To Battaile Muse
Mt Vernon 8th March 1786
I have Just received your letter of the 20th of last Month, & only request that you will proceed as you have begun; that is, to do equal & impartial Justice to the Tennants, & myself, I want no improper advantage of them on the one hand—On the other, where leases are clearly forfeited by a manifest intention on the part of the Tennant to neglect all the Covenants in them, that were inserted for my Benefit; & their Sole aim has been to make Traffick of the land, I shall have no Scruple in Setting them aside, & Beginning a fresh, upon the best Rents I can get, for 10 years. At any rate it is my wish that you would be as attentive to the other Covenants of the leases as to that which exacts the Rent. Particularly to those which require a Certain Proportion of Woodland to be left Standing in One Place—to Orchards, to Meadows, & to Buildings. These were as much objects with me as the Rent—Nay more, because to these I looked to have the Value of my lands enhanced, whilst I was, in the first instance, Contenting myself with low rents. If therefore these have Passed off unnoticed by the Tennants, it Should be Punished equally with the nonpayment of Rents. I mention these things because it is my wish, they Should be strictly complied with. There is another matter or Two, which in Renting my lands I am desirous you Should always keep in View. 1st To lease to no Person who has lands of his own adjoining them; & 2d to no One who does not Propose to live on the Premises. My reasons are these; in the first case, my land will be cut down, worked, & Destroyed to Save his own; whilst the latter will receive all the Improvements. In the Second case, If the Tennant does not live thereon, it will not meet a much better fate, & Negroe Quarters, & Tobacco Pens, will Probably be the best edifices on the Tenement. One Grigg (I think his name is) an Overseer to Colo. John Washington, must be an exception, because at the instance of my Brother, I consented to the Purchase he has made.1
Inclosed you have a letter for Mr Robt Rutherford, of whome you will endeavour to receive the Amount of the Within. If you Should Succeed in this, you may carry it to my Credit, & draw a Commission thereon, as If Collected for Rent.2 I also Send you an Accot against a Capt. David Kennedy (I believe of Winchester,[)] to receive if you can on the Same terms, I put this Accot about 18 Mos. ago into the hands of Genl Morgan, to whome Kennedy had, I believe, made Sale of a Lott, in Winchester, but know not to what effect. It may be well to enquire of Morgan concerning it, previous to an application to the former.3 I am Sir Yr Very Hble Servt
LS, in the hand of William Shaw, PWacD: Sol Feinstone Collection, on deposit PPAmP; LB, DLC:GW.

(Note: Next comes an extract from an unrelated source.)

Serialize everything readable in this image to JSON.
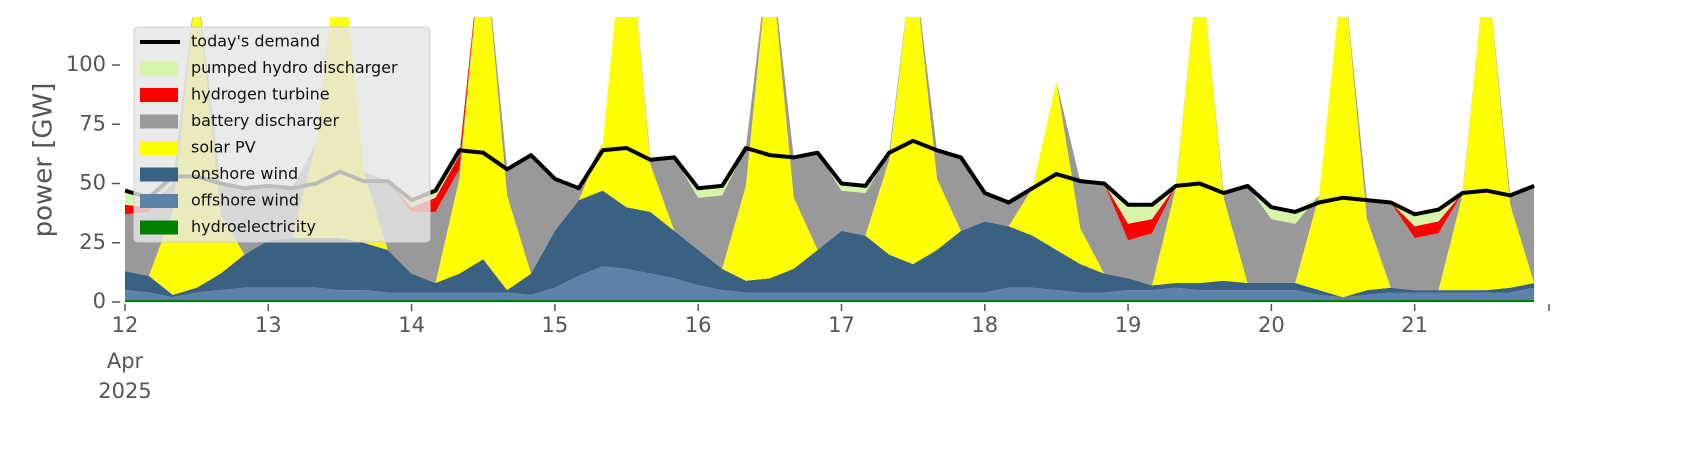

3. David Kennedy, who rose to the rank of lieutenant in GW’s Virginia Regiment in the 1750s and in 1758 served as its quartermaster, between 1766 and 1773 rented for £28 per annum a tract of land on Bullskin Run belonging to GW. When he gave up the place, Kennedy owed GW £28, which remained unpaid. In September 1784 GW enlisted the help of Gen. Daniel Morgan to collect Kennedy’s debt (GW to Morgan, 4 Sept. 1784; Morgan to GW, 30 Sept. 1784). On 3 April 1786 Morgan wrote GW to explain why he had been unable to collect from Kennedy and to say that he would turn over to Muse “the accompt and order at our court.” The account that GW enclosed in this letter to Muse shows Kennedy still owing GW £28, and it includes GW’s order to Kennedy: “Sir, Please to pay the above Balle to Mr Battaile Muse and his rect shall be a discharge from Yr Obt Servt Go: Washington” (ADS, NjP). Muse reported on 20 Nov. 1786 that Kennedy would not pay and asked whether he should sue him. GW’s instructions of 4 Dec. 1786 were for Muse to obtain security from Kennedy to pay the debt within six or twelve months. On 17 April 1787 Muse got Kennedy’s copy of GW’s account on which Kennedy acknowledged his debt. Three times by letter in 1787, on 20 Jan., 4 Feb., and 15 Oct., Muse assured GW that Kennedy was not able to pay. Two years later, on 12 Mar. 1789, GW wrote Muse enclosing “a bond of Kennedy’s and Speake’s ... to put in suit immediately if there is any propect of recovering either from the principal or Security.” Muse replied on 21 Mar. 1789 that he did not know Speake but that he had “applyed & thretned Kennady at Least Ten Times,” that Kennedy still was “not able to Pay,” and furthermore that Kennedy was now “Liveing in the Prison Bounds.” GW’s account with Kennedy in Ledger B description begins Manuscript Ledger Book 2, 1772-93, in George Washington Papers, Library of Congress. description ends , 22, has as its final, undated entry the notation that the account was settled by GW’s agent.